Cluelessness About the Court
MMFA catches the Wall Street Journal‘s editorial page claiming that “[I]t is the [Supreme] Court’s extremism that has blocked just about any regulation of abortion even up to the time of birth.” In addition to the problems identified by MMFA–namely, the fact that the Court in Webster and Casey upheld pretty much every state regulation of abortion except for spousal notification–there’s the little matter of Roe itself. According to the majority opinion, “[f]or the stage subsequent to viability the State, in promoting its interest in the potentiality of human life, may, if it chooses, regulate, and even proscribe, abortion except where necessary, in appropriate medical judgment, for the preservation of the life or health of the mother.” So, in other words, this is a flagrant lie.
But at least the WSJ keeps this stuff on its editorial page. The New York Times has decided to up the ante on its previous misunderstanding of the federal court system.

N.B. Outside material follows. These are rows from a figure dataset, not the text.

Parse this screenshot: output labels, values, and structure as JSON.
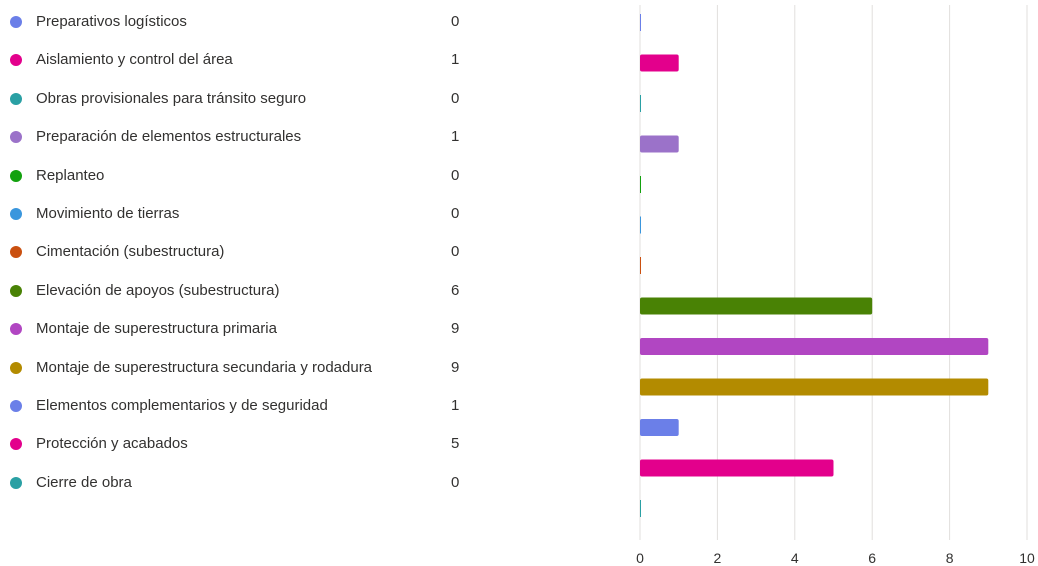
{
  "chart_data": {
    "type": "bar",
    "orientation": "horizontal",
    "categories": [
      "Preparativos logísticos",
      "Aislamiento y control del área",
      "Obras provisionales para tránsito seguro",
      "Preparación de elementos estructurales",
      "Replanteo",
      "Movimiento de tierras",
      "Cimentación (subestructura)",
      "Elevación de apoyos (subestructura)",
      "Montaje de superestructura primaria",
      "Montaje de superestructura secundaria y rodadura",
      "Elementos complementarios y de seguridad",
      "Protección y acabados",
      "Cierre de obra"
    ],
    "values": [
      0,
      1,
      0,
      1,
      0,
      0,
      0,
      6,
      9,
      9,
      1,
      5,
      0
    ],
    "colors": [
      "#6b7fe8",
      "#e3008c",
      "#2aa0a4",
      "#9b72c9",
      "#13a10e",
      "#3a96dd",
      "#ca5010",
      "#498205",
      "#b146c2",
      "#b38b00",
      "#6b7fe8",
      "#e3008c",
      "#2aa0a4"
    ],
    "xlim": [
      0,
      10
    ],
    "xticks": [
      "0",
      "2",
      "4",
      "6",
      "8",
      "10"
    ],
    "grid": true,
    "legend": "left"
  }
}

Now, according to Todd Purdum, Luttig is more likely to uphold precedents if he gets appointed to the Supreme Court:
But even one of the conservative movement’s favorite candidates, Judge J. Michael Luttig of the Court of Appeals for the Fourth Circuit in Richmond, Va., agreed to invalidate a Virginia ban on a form of abortion that the law calls partial birth – a restriction he had previously upheld – after the Supreme Court struck down a similar law in Nebraska. As a member of the Supreme Court, would he feel even more bound by its precedents and traditions?
This is just unbelievable hackwork. Again, Luttig didn’t have a choice about upholding the Virgina law, unless he just wanted to nullify a decision by a higher court; this was not an act of discretion on Luttig’s part, and on the SCOTUS he would not be similarly bound. And it’s not just an innocent error. The idea here, of course, is to claim that the Scaliaesque Luttig may be a moderate on abortion simply because he’s not utterly lawless, and many Times readers will now think that this obviously erroneous assumption is correct. Appalling.